En outre, dans le pays d'origine, les circonstances peuvent très bien évoluer : la sécurité de l'étranger est susceptible d'être mise en cause, soit à titre personnel, soit parce que règne une situation de guerre civile ou de guérilla – nous connaissons tous de pareils cas.
Par conséquent, interdire à l'étranger toute possibilité de retour, c'est lui infliger une peine effroyablement lourde, et nous ne soutiendrons évidemment pas cette disposition. En outre, l'interdiction de retour sur le territoire français relèverait de la seule autorité préfectorale et ne serait pas fondée sur une condamnation pénale prononcée par un juge judiciaire.

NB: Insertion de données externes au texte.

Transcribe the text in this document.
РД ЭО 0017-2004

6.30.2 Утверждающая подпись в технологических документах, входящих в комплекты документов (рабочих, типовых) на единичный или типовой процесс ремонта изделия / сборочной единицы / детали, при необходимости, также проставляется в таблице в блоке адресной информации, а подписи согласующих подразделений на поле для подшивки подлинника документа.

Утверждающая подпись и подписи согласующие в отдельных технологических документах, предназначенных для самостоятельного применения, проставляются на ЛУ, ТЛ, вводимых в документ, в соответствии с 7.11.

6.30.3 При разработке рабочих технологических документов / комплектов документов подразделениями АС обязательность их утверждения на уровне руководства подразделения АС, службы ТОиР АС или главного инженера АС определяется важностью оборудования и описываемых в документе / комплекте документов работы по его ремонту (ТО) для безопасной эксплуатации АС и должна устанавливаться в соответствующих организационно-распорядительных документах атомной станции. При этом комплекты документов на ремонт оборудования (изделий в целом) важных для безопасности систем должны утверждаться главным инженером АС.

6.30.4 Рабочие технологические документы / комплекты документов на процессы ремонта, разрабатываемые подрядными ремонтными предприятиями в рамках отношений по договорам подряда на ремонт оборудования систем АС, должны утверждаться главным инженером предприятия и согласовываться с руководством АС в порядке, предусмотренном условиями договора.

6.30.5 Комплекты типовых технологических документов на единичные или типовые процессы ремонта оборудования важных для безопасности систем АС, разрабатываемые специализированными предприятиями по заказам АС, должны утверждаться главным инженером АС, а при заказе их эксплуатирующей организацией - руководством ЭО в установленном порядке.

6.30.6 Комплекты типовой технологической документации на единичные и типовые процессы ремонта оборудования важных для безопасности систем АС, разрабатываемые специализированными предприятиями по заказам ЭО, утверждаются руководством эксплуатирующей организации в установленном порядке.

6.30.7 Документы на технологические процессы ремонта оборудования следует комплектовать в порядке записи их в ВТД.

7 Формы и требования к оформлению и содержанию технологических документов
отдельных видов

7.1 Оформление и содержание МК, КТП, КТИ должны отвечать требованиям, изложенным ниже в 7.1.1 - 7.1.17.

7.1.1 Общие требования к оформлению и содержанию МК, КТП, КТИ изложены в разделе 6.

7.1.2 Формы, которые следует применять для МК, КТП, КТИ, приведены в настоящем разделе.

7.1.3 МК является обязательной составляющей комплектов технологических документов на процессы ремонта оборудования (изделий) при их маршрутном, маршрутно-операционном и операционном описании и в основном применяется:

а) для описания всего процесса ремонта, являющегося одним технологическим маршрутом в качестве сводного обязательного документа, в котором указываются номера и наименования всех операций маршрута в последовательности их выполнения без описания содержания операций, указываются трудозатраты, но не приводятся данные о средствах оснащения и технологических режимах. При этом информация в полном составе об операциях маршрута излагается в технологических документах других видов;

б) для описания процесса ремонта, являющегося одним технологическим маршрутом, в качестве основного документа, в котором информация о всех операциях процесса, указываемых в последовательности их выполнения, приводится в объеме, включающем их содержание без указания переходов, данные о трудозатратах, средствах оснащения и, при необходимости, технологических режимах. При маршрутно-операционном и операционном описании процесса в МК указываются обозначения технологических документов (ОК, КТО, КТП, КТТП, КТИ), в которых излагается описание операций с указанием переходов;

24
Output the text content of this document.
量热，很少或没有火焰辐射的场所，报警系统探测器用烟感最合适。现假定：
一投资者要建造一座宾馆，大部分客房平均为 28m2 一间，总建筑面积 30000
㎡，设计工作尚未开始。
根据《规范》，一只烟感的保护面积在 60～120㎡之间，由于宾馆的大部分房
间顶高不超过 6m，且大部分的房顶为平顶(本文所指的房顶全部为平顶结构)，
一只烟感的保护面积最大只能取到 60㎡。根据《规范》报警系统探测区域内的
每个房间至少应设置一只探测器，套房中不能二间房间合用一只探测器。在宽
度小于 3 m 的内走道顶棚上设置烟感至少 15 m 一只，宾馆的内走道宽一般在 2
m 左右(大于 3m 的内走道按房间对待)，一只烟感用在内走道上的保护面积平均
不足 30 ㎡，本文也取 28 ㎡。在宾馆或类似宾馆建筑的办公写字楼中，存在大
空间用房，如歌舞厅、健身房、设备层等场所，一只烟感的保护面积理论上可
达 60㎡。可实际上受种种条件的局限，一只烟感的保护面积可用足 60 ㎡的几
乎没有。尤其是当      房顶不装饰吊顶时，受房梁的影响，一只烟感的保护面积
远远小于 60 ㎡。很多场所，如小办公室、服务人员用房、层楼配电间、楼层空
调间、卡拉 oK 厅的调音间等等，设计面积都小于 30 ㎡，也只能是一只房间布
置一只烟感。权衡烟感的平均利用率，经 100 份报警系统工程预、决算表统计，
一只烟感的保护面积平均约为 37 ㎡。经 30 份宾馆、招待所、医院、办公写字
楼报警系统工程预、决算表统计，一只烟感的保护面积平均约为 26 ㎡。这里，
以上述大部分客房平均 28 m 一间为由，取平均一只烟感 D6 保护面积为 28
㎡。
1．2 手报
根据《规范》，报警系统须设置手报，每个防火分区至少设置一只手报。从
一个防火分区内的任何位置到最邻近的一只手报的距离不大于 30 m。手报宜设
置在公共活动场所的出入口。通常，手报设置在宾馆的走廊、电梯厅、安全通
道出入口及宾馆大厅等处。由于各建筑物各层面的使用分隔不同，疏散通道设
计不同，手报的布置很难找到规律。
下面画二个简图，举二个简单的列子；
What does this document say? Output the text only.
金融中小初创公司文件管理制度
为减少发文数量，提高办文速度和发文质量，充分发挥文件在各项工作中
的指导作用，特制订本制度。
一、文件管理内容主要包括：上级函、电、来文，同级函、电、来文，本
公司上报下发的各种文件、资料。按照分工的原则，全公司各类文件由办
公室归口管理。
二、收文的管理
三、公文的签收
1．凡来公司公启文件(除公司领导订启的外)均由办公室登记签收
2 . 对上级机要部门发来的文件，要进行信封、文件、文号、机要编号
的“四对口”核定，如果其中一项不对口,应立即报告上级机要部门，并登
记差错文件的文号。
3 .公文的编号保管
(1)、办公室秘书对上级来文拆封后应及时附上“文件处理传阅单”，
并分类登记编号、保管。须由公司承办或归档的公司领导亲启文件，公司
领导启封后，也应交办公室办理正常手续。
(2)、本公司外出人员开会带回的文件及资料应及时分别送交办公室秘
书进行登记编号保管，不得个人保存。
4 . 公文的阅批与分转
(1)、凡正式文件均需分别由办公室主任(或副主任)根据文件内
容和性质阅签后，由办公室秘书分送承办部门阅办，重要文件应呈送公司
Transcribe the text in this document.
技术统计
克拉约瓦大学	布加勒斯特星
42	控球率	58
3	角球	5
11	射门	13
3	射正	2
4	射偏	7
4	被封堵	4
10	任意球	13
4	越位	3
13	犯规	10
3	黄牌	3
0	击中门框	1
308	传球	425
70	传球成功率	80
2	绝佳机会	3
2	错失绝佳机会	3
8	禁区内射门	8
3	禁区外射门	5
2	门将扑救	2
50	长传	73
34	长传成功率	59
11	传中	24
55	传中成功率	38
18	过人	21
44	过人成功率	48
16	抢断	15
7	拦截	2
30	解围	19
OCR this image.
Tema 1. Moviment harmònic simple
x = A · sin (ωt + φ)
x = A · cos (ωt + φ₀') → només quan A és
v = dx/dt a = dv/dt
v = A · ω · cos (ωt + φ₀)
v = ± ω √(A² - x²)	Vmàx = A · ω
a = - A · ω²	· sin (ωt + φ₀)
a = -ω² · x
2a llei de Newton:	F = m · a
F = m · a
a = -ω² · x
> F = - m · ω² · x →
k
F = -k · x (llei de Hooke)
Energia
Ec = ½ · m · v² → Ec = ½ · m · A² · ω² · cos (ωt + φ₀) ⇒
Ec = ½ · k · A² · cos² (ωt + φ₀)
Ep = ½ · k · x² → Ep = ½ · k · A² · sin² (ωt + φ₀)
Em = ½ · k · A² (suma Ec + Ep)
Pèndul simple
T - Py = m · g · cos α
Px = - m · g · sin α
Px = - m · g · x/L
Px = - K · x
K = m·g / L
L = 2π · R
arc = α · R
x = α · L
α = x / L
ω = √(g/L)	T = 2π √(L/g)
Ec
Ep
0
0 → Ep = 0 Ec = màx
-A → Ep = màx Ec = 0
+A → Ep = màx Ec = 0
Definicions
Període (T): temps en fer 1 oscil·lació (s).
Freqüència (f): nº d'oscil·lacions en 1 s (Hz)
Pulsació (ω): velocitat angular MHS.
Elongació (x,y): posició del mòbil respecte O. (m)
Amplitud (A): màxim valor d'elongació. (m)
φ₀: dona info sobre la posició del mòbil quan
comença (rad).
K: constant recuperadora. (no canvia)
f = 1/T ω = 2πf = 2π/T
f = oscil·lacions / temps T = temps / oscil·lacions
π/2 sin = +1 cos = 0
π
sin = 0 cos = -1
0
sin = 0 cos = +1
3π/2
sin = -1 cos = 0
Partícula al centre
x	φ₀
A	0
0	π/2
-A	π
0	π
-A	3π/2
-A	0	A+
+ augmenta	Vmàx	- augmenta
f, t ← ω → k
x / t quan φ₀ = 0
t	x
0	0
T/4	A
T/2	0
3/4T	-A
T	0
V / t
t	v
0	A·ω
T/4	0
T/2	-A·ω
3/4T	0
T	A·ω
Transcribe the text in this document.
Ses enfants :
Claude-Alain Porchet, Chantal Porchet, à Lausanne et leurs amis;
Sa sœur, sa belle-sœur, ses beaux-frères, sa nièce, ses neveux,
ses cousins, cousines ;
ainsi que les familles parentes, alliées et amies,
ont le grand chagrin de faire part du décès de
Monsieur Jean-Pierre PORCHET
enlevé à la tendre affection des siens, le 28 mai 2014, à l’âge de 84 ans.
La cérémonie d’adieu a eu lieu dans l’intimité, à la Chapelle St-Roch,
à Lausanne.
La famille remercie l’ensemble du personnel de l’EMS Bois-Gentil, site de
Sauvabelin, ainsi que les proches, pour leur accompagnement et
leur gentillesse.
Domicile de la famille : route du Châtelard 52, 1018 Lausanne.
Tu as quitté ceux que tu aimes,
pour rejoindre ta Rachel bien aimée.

Comme mon temps de parole est presque écoulé, je conclurai mon intervention en évoquant les dispositions relatives aux normes contre l'emploi d'étrangers sans titre de travail, auxquelles nous sommes favorables. Le chapitre du projet de loi qui leur est consacré est important. Toutefois, nous craignons qu'il ne soit pas vraiment appliqué, parce qu'il faudrait pour cela organiser des contrôles, assurer le suivi des entreprises et mettre en œuvre la répression nécessaire. Or l'expérience nous a appris que, jusqu'à présent, il s'agissait là de points faibles de l'action publique.
Monsieur le ministre, le présent projet de loi me conduit à affirmer que votre politique, qui repose sur l'amalgame entre immigration et délinquance, sera à l'origine de nombreux drames humains. Elle tourne le dos à la tradition française et vide de son sens le beau terme de « fraternité » présent dans notre devise nationale.
Pour toutes ces raisons, vous le comprendrez, nous ne soutiendrons pas ce projet de loi et présenterons des amendements qui seront essentiellement de suppression. (Applaudissements sur les travées du groupe socialiste et du groupe CRC-SPG.)